UK - Dovish BoE sows doubts over rate hike path

PublicationMacro economy

Despite an aggressive rate hike yesterday, the Bank of England projections suggest little need for further tightening.

MPC pushes back further on rate expectations

The BoE raised its policy rate by 75bp on Thursday, taking Bank Rate to 3%, as was widely expected. Two MPC members voted for a slower hiking pace (one for a 50bp move and another for 25bp), and the quarterly update to the growth and inflation projections suggested that financial market pricing for further rate hikes remains too aggressive. Specifically, the Bank’s forecasts conditioned on Bank Rate peaking at around 5.2% suggest a prolonged and deep recession, and inflation significantly undershooting the Bank’s 2% inflation target by 2024-25 (in 2025, CPI inflation is expected to fall to zero).

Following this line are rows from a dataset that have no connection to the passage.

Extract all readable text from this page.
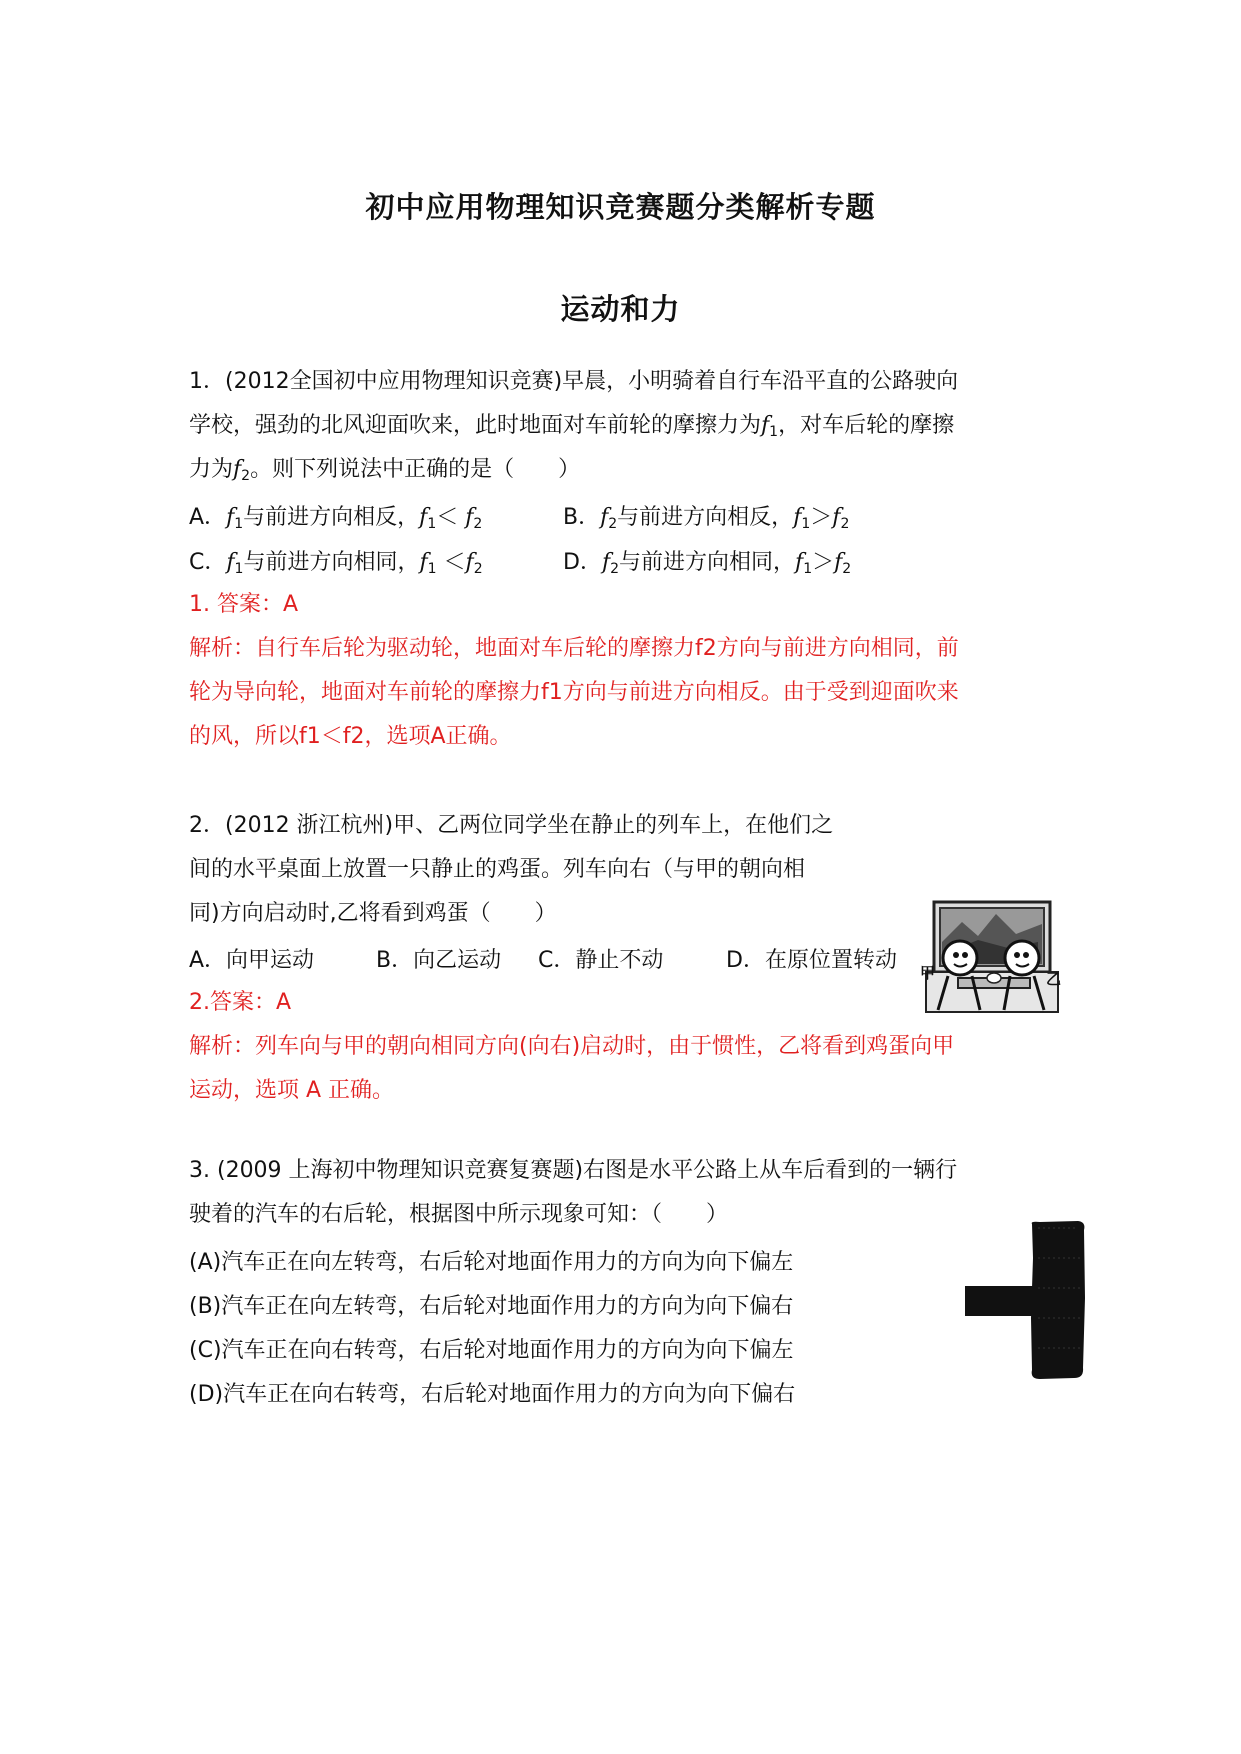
初中应用物理知识竞赛题分类解析专题
运动和力
1．(2012全国初中应用物理知识竞赛)早晨，小明骑着自行车沿平直的公路驶向
学校，强劲的北风迎面吹来，此时地面对车前轮的摩擦力为$f_1$，对车后轮的摩擦
力为$f_2$。则下列说法中正确的是（　　）
A．$f_1$与前进方向相反，$f_1< f_2$	B．$f_2$与前进方向相反，$f_1>f_2$
C．$f_1$与前进方向相同，$f_1 <f_2$	D．$f_2$与前进方向相同，$f_1>f_2$
1. 答案：A
解析：自行车后轮为驱动轮，地面对车后轮的摩擦力f2方向与前进方向相同，前
轮为导向轮，地面对车前轮的摩擦力f1方向与前进方向相反。由于受到迎面吹来
的风，所以f1＜f2，选项A正确。
2．(2012 浙江杭州)甲、乙两位同学坐在静止的列车上，在他们之
间的水平桌面上放置一只静止的鸡蛋。列车向右（与甲的朝向相
同)方向启动时,乙将看到鸡蛋（　　）
A．向甲运动	B．向乙运动 C．静止不动	D．在原位置转动
2.答案：A
解析：列车向与甲的朝向相同方向(向右)启动时，由于惯性，乙将看到鸡蛋向甲
运动，选项 A 正确。
甲	乙
3. (2009 上海初中物理知识竞赛复赛题)右图是水平公路上从车后看到的一辆行
驶着的汽车的右后轮，根据图中所示现象可知：（　　）
(A)汽车正在向左转弯，右后轮对地面作用力的方向为向下偏左
(B)汽车正在向左转弯，右后轮对地面作用力的方向为向下偏右
(C)汽车正在向右转弯，右后轮对地面作用力的方向为向下偏左
(D)汽车正在向右转弯，右后轮对地面作用力的方向为向下偏右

At the same time, an alternative set of projections by the MPC based on constant rates at 3% suggest inflation coming back down to 2% and holding roughly around that level in the medium term. Taking the projections at face value, they would suggest that no further rate hikes would be necessary to bring inflation back to target, and at the press conference, Governor Bailey struggled to explain to journalists why, then, the MPC would want to raise rates further. One reason that made some sense to us is that, although inflation is projected to come down significantly over the coming year, the risks in both scenarios are tilted to the upside. This suggests some further tightening would be prudent from a risk management perspective, with perhaps rate cuts to take the policy rate back to less restrictive levels once inflation risks have sufficiently subsided. But this additional tightening is likely to be far short of current market expectations.

Risks now look tilted towards a smaller 25bp hike in December

Rate hike expectations for the BoE have already been pared back dramatically over the past month: at the height of the mini-budget turmoil, markets expected Bank Rate to peak at over 6%, whereas the current expectation is around 4.7%. Despite the significant move already, we think markets have further to go in pricing out rate hikes. Our current base case is for the BoE to hike a further 50bp in December, followed by two further 25bp hikes in early 2023, taking Bank Rate to 4%. However, with the current downturn likely to intensify over the coming months, and the fiscal policy stance likely to become an increasing drag on the economy in 2023, we see a significant risk that the MPC already downshifts to a 25bp pace from December, and halts rate hikes at a lower peak than we currently expect. Much will depend on fiscal policy developments, and in particular the government’s budget announcement on 17 November, which will detail just how far it will go in cutting spending and raising taxes next year. As things stand, the indications are for an even bigger tightening in fiscal policy than we currently expect, which would therefore mean less of a need for monetary policy to bear down on already depressed demand. We will update our forecasts later this month, following the announcement of the government’s new fiscal plans.